Dalla parte dei vinti. Intervista con Piero Buscaroli


Dottor Buscaroli,  è in libreria Dalla parte dei vinti. Memorie del mio Novecento. Perché ha deciso di pubblicare questo  libro?
  Per impedire che i tragici fatti accaduti alla fine della Seconda guerra mondiale vengano dimenticati. Le vere guerre civili, da quelle romane a quella americana, sono eterne. Finiscono le guerrette tra popoli diversi che non hanno niente da dirsi, ma le guerre civili sono eterne. Poi, quella italiana è ben più di una guerra civile…
  
In che senso?
  Nel senso che quella che ha avuto luogo da noi è stata una guerra inventata, voluta con scopi precisi da una parte. Io scrivo a un certo punto nel mio libro che il generalissimo Franco, che se ne intendeva, disse una volta che le guerre civili hanno sempre sedimenti, radici antichissime di secoli e secoli.

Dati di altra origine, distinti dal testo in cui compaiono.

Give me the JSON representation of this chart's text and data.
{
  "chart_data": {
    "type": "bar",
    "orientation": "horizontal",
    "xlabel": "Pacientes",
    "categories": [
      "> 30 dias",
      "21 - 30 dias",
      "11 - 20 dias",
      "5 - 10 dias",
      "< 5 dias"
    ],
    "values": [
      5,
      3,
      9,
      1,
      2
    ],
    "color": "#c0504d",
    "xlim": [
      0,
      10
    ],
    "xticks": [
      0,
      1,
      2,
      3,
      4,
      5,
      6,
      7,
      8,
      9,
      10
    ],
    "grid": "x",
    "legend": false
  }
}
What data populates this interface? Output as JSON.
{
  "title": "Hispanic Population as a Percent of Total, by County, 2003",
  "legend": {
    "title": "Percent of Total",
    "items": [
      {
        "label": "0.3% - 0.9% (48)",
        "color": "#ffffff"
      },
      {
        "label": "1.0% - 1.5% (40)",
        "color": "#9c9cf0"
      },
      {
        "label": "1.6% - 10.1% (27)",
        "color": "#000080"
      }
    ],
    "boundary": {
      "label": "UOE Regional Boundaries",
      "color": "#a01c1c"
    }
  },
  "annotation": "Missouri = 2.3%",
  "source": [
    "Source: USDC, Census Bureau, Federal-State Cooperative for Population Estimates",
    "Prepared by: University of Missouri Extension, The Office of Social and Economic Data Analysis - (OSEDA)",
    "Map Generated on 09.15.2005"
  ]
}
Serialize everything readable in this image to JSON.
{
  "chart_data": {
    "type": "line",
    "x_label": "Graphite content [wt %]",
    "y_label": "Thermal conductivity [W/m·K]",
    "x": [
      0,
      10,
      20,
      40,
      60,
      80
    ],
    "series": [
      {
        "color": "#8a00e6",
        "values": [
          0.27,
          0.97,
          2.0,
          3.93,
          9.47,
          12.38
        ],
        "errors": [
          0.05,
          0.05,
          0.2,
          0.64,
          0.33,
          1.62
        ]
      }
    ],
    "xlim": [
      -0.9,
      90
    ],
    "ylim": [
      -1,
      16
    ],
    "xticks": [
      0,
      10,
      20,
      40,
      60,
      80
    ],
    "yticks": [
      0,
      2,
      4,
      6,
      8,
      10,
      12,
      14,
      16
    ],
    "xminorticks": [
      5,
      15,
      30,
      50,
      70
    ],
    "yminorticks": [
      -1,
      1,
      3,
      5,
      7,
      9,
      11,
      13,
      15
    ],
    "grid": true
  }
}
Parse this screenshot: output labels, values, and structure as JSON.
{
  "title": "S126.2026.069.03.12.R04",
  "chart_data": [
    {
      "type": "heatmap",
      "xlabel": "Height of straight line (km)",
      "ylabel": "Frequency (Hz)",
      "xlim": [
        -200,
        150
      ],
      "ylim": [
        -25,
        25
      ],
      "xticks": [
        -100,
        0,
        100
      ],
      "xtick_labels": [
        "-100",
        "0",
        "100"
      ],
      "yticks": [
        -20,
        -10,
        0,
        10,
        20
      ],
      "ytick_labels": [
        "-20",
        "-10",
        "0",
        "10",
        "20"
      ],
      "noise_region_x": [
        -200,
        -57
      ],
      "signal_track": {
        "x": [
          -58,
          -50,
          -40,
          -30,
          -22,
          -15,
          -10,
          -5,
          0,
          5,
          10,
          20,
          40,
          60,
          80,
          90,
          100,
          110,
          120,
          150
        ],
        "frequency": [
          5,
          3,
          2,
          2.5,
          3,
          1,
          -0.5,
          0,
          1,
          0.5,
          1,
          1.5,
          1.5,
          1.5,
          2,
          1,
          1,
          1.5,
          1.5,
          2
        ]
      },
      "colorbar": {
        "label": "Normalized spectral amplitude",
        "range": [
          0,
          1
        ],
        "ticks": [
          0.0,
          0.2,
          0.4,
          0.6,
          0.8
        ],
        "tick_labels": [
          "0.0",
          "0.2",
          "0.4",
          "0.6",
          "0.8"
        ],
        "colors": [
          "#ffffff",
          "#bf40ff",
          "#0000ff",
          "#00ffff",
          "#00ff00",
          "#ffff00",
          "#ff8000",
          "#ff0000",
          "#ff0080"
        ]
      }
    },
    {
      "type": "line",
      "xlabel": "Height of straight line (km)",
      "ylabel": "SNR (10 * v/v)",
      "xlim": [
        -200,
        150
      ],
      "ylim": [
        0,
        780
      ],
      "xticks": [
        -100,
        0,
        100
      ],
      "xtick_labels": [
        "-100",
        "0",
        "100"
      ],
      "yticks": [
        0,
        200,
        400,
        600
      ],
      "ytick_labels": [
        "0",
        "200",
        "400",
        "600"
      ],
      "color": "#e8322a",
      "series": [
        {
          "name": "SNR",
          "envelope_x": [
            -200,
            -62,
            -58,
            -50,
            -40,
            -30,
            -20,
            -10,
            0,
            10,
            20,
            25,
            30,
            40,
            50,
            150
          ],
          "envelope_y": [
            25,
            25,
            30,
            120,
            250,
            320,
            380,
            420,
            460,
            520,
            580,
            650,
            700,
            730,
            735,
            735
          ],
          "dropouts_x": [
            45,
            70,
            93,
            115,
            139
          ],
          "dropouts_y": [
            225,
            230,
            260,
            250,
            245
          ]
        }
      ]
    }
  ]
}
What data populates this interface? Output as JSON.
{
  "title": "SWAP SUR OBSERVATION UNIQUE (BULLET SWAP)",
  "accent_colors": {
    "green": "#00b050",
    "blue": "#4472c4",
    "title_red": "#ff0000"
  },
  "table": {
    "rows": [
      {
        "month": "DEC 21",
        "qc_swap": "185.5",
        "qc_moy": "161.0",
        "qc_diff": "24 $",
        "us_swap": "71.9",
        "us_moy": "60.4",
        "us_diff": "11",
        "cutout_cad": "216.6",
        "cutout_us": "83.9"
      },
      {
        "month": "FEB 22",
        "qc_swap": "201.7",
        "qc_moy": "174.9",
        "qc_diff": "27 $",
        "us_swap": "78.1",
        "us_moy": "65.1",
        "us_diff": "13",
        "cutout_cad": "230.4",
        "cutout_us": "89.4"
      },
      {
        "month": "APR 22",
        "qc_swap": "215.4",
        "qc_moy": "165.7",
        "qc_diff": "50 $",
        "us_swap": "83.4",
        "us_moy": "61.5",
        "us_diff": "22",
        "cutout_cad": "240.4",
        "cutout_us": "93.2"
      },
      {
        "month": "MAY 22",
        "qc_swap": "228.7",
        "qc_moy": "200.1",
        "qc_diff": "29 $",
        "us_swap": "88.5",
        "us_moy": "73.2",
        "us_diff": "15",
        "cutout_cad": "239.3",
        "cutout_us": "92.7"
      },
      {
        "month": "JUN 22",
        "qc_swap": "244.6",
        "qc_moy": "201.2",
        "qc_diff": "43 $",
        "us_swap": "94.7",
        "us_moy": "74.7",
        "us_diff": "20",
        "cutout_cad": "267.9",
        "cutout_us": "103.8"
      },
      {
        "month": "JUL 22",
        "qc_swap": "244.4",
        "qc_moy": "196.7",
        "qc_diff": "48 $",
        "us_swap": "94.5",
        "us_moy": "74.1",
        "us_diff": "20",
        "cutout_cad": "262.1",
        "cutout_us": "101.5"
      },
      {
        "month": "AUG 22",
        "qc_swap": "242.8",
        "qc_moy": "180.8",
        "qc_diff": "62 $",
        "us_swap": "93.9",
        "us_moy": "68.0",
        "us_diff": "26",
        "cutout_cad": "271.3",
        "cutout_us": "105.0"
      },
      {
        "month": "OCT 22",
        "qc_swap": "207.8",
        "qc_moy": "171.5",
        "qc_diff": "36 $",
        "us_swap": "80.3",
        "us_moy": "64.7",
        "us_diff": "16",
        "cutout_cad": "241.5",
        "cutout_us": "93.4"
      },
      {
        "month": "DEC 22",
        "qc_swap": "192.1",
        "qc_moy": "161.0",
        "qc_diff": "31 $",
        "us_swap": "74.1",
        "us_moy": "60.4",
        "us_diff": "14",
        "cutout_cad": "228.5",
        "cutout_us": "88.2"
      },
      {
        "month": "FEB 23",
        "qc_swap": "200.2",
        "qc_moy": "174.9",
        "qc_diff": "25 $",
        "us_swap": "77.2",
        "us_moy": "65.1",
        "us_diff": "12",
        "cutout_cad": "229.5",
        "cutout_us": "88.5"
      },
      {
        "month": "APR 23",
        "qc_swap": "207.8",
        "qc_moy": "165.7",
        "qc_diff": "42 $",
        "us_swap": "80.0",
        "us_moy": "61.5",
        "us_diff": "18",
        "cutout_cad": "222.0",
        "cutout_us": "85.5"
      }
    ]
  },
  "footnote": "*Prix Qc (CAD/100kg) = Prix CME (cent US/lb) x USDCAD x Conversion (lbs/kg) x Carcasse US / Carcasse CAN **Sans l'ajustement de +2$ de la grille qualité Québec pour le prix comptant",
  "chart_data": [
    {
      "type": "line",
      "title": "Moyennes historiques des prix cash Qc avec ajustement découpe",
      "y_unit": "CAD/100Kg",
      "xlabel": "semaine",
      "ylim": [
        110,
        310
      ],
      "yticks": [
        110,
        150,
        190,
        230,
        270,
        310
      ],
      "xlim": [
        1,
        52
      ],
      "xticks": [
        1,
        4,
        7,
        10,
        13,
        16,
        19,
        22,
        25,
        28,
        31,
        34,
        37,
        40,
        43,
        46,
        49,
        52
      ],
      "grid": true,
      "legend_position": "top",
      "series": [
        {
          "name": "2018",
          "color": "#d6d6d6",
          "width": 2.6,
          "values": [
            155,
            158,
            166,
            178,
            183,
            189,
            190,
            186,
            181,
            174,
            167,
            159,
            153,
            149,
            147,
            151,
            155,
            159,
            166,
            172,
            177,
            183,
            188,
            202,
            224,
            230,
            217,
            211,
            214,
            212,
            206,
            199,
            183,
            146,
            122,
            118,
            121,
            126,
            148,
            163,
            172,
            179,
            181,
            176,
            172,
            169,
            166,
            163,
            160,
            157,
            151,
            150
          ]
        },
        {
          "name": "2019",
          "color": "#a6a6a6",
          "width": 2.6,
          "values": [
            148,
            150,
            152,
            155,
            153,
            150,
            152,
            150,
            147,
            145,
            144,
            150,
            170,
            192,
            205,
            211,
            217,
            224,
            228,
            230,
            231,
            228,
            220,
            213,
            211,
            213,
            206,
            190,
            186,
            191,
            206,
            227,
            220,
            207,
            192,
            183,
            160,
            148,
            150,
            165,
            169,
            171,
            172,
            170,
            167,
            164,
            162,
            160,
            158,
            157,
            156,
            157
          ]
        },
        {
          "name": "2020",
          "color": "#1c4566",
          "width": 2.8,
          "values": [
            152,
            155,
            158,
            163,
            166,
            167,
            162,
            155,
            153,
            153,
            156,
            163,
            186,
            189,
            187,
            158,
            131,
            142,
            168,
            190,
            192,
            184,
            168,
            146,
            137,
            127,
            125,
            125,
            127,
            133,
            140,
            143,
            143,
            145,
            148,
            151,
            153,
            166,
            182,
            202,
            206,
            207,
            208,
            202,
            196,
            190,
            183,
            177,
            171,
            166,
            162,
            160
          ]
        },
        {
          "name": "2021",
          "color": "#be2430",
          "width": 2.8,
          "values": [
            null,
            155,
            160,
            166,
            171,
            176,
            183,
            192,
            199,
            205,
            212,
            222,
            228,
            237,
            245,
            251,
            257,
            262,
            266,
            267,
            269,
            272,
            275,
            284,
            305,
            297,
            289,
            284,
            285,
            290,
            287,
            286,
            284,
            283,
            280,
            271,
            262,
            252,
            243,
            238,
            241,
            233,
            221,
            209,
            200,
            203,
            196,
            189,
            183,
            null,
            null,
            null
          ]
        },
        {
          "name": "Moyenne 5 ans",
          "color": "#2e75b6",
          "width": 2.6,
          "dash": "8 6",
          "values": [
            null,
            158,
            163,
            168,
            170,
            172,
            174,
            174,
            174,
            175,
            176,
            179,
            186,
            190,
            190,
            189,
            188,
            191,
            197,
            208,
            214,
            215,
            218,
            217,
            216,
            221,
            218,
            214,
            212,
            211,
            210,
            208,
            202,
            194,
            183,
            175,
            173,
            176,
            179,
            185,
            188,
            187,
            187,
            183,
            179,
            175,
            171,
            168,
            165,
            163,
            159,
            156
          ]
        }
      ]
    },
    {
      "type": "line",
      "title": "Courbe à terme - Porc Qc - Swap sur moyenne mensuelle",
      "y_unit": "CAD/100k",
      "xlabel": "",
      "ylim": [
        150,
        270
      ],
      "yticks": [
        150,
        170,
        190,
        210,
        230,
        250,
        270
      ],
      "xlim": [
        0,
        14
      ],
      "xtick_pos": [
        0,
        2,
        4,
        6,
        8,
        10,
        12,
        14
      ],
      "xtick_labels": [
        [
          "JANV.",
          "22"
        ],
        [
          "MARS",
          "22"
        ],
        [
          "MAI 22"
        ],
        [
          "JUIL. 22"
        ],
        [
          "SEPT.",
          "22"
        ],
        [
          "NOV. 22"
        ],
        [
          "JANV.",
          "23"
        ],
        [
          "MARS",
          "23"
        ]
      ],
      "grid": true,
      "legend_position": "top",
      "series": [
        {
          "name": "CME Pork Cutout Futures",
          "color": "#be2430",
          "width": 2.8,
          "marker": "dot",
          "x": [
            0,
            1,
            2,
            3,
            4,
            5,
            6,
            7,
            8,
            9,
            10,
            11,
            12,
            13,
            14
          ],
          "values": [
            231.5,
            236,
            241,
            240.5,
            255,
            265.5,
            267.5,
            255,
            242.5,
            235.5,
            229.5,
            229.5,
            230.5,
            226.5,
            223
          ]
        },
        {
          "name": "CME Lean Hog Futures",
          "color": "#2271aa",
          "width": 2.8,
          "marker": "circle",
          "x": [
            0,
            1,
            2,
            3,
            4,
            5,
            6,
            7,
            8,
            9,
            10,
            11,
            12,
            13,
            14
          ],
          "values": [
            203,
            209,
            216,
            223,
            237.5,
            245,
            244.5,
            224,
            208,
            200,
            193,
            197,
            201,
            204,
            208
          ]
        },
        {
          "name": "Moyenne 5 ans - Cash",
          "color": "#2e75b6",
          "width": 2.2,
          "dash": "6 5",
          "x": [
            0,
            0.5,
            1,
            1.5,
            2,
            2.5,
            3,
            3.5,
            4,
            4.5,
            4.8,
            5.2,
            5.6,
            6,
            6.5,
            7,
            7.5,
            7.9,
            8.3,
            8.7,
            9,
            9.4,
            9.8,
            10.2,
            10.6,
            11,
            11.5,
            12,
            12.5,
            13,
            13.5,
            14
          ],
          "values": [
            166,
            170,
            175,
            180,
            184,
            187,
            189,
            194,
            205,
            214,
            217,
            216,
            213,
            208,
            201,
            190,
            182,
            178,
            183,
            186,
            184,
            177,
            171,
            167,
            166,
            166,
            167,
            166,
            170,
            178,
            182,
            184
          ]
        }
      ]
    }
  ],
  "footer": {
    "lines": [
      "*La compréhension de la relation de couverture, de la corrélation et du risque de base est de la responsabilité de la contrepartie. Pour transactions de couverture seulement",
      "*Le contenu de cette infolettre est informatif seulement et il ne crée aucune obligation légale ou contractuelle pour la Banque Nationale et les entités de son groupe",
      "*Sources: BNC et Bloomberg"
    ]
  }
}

 Nel libro, a pagina 35, Lei accusa l’antifascismo democratico di essersi defilato dalla storia d’Italia, mentre a pagina 38 parla dell’antifascismo comunista che “occupa il posto vuoto”…
  C’è una specie di sospiro che mi pento di non avere allargato e ingrandito oltre le 4-5 righe che gli ho dato dove dico: “gran fortuna sarebbe stata per l’Italia se nell’immensa disgrazia il partito comunista si fosse astenuto dalla guerra di briganti che stava preparando”. Il partito comunista, non appena vide che era libero, decise di occupare quel posto nella vita politica italiana che gli avevano sempre negato tutti, anche i socialisti. Il Partito comunista, fin da quando il deputato Misiano fu espulso nel ‘21 dalla Camera, aveva l’ossessione di riconquistare un posto dominante dentro la politica italiana. Quando vide che i democratici cristiani e i liberali se la svignarono…

 Perché se la svignarono?
  Per paura e per opportunismo. Ebbene, il partito comunista colse al volo quest’occasione straordinaria di occupare il posto di tutti gli altri e a questo punto la “resistenza” divenne comunista, le stragi furono comuniste, la tattica comunista, la strategia comunista. Quindi non possiamo parlare di guerra civile, bensì di guerra comunista contro l’Italia. Non era guerra comunista contro i fascisti. Si noti bene che a un certo punto riprendo una espressione vera quando dico che noi fascisti non volevamo la morte di nessuno e infatti non ci fu la morte di nessuno. Mussolini riprende il potere sostenuto dai tedeschi (e questo non mi piace). Però che cosa poteva fare Mussolini dal momento che il re e Badoglio scappano?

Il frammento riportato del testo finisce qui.